La hausse continue du foncier bouleverse l’économie du BTP marocain. Rare, parfois diffi cile à mobiliser et de plus en plus soumis à la spéculation, il pèse désormais sur la rentabilité des projets comme sur l’accès au logement, reconfigurant en profondeur tout le secteur.
Dans le BTP marocain, tout commence désormais par une équation devenue presque impossible à résoudre : trouver du foncier à un prix permettant de construire sans basculer dans un modèle économique intenable. Le coût du terrain, qui représentait autrefois un simple poste budgétaire parmi d’autres, est devenu la variable centrale qui structure l’ensemble du marché. Dans plusieurs métropoles, il absorbe entre 40% et 60% du coût total d’une opération.

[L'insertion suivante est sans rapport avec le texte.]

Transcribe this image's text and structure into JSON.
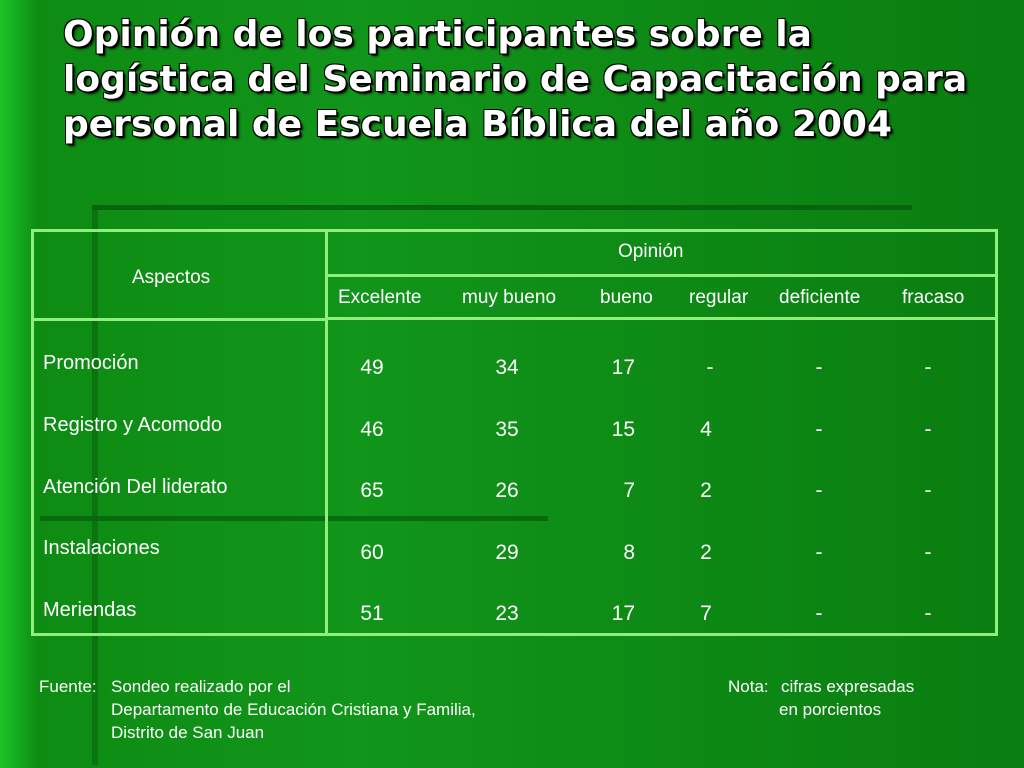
{
  "title": "Opinión de los participantes sobre la logística del Seminario de Capacitación para personal de Escuela Bíblica del año 2004",
  "table": {
    "aspect_header": "Aspectos",
    "opinion_header": "Opinión",
    "columns": [
      "Excelente",
      "muy bueno",
      "bueno",
      "regular",
      "deficiente",
      "fracaso"
    ],
    "rows": [
      {
        "aspect": "Promoción",
        "values": [
          "49",
          "34",
          "17",
          "-",
          "-",
          "-"
        ]
      },
      {
        "aspect": "Registro y Acomodo",
        "values": [
          "46",
          "35",
          "15",
          "4",
          "-",
          "-"
        ]
      },
      {
        "aspect": "Atención Del liderato",
        "values": [
          "65",
          "26",
          "7",
          "2",
          "-",
          "-"
        ]
      },
      {
        "aspect": "Instalaciones",
        "values": [
          "60",
          "29",
          "8",
          "2",
          "-",
          "-"
        ]
      },
      {
        "aspect": "Meriendas",
        "values": [
          "51",
          "23",
          "17",
          "7",
          "-",
          "-"
        ]
      }
    ]
  },
  "source": {
    "label": "Fuente:",
    "line1": "Sondeo realizado por el",
    "line2": "Departamento de Educación Cristiana y Familia,",
    "line3": "Distrito de San Juan"
  },
  "note": {
    "label": "Nota:",
    "line1": "cifras expresadas",
    "line2": "en porcientos"
  }
}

Même les matériaux ou la main-d’œuvre, soumis pourtant aux pressions inflationnistes mondiales, n’atteignent pas un tel poids. Le promoteur, qu’il soit privé ou institutionnel, commence aujourd’hui ses calculs non pas par le plan architectural ou la faisabilité technique, mais par la valeur du foncier. Cette mutation s’explique par plusieurs dynamiques qui se sont superposées au fil des deux dernières décennies. L’une des plus déterminantes est l’urbanisation rapide du pays. Le haut-commissariat au Plan (HCP) rappelle que le taux d’urbanisation est passé de 55% en 2004 à près de 64% aujourd’hui, une croissance qui exerce une pression continue sur les terrains urbanisables.
À Casablanca, Rabat ou Marrakech, les poches foncières réellement disponibles se réduisent d’année en année. Le foncier existe, mais il n’est pas immédiatement mobilisable : il peut être bloqué par des procédures complexes, un statut juridique flou, des indivisions ou l’absence de raccordements.
Enjeu de la qualité foncière
Pour Youssef Amrani, directeur d’un cabinet de conseil en immobilier, qui accompagne promoteurs et fonds d’investissement, «la rareté du foncier utilisable est aujourd’hui plus problématique que la rareté du foncier en général. Ce n’est pas que le Maroc manque de terrains, c’est que très peu de terrains sont prêts pour un projet rentable dans un délai raisonnable».
Cette distinction nuance profondément le débat public, souvent focalisé sur la quantité, alors que le véritable enjeu se situe du côté de la qualité foncière et de la capacité à intégrer un terrain dans un projet urbain structuré. À cette rareté opérationnelle s’ajoute un phénomène devenu structurant : la spéculation foncière. Elle n’est pas marginale, elle n’est pas périphérique : elle est désormais une composante essentielle du marché. Le foncier, contrairement au bâti, ne se déprécie pas dans le temps.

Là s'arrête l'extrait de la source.